Frankly, compared to what Americans lived through in 2020 and 2021, this declaration barely rises above the level of bureaucratic housekeeping with lawyers attached. Which, in Washington, may actually count as progress.
Post Script:
Sec. Kennedy’s Press office needs to do a whole lot better. They could have saved themselves a whole lot of negative press by stating just what this declaration is and isn’t. Why wasn’t it made clear that this PREP Act Declaration was limited in scope and focus? Clarity from a communications office should be a no-brainer. Isn’t this what they are trained to do?
A press office operating in 2026 should understand that an unexplained declaration doesn’t stay unexplained; the vacuum gets filled, and it gets filled by whatever is most shareable.








Thanks, Dr. Malone. A side note from Friday Funnies! I shared the last one with the little old serene lady with a lot of friends. They loved it. I can mark that one off too.
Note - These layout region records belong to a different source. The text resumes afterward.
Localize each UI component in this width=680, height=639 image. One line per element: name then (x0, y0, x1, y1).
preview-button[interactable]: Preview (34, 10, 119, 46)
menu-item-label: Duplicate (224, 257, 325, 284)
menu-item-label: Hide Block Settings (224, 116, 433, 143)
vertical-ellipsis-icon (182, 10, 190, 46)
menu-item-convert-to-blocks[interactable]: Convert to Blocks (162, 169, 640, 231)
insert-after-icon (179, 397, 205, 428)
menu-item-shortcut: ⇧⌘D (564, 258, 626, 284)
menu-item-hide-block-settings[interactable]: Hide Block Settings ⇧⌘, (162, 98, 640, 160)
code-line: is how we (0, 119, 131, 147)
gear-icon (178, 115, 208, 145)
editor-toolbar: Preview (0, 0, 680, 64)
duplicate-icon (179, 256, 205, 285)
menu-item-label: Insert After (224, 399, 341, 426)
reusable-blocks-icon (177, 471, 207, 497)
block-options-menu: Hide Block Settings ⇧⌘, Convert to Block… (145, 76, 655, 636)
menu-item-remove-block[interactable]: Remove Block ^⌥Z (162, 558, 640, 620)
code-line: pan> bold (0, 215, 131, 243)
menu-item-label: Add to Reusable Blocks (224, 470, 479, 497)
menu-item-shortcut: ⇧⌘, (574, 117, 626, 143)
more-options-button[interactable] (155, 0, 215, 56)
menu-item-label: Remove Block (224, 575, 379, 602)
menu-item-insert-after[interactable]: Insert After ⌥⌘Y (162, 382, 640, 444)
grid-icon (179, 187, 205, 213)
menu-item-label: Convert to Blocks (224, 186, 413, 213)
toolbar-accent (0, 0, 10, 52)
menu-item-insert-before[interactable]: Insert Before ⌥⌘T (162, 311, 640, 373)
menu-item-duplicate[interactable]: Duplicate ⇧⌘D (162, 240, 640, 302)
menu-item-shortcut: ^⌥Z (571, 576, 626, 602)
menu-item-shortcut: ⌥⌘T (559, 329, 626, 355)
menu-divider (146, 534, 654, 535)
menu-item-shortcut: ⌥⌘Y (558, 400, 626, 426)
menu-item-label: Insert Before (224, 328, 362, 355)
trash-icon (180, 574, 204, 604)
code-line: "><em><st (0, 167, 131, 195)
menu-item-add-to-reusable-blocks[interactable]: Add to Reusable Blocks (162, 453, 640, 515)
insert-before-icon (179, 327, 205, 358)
I Timothy 1:7 helps this fear mongering. Keep giving explanations of what is happening. Remember we are not in the Communist reign now. Space, folks, space. Closer to 80 than 70! Stay vigilant!
Thanks for posting the reason for Kennedy’s action regarding the Prep Act. He’s damned if he does and damned if he doesn’t. It’s simply a way to keep the chaos going. We should be cheering that he’s paving the way to protect those who wish to use early treatment for the virus. I much prefer that to “waiting for the vaccine” if the hantavirus ever takes hold here. Most unlikely from what I’ve read.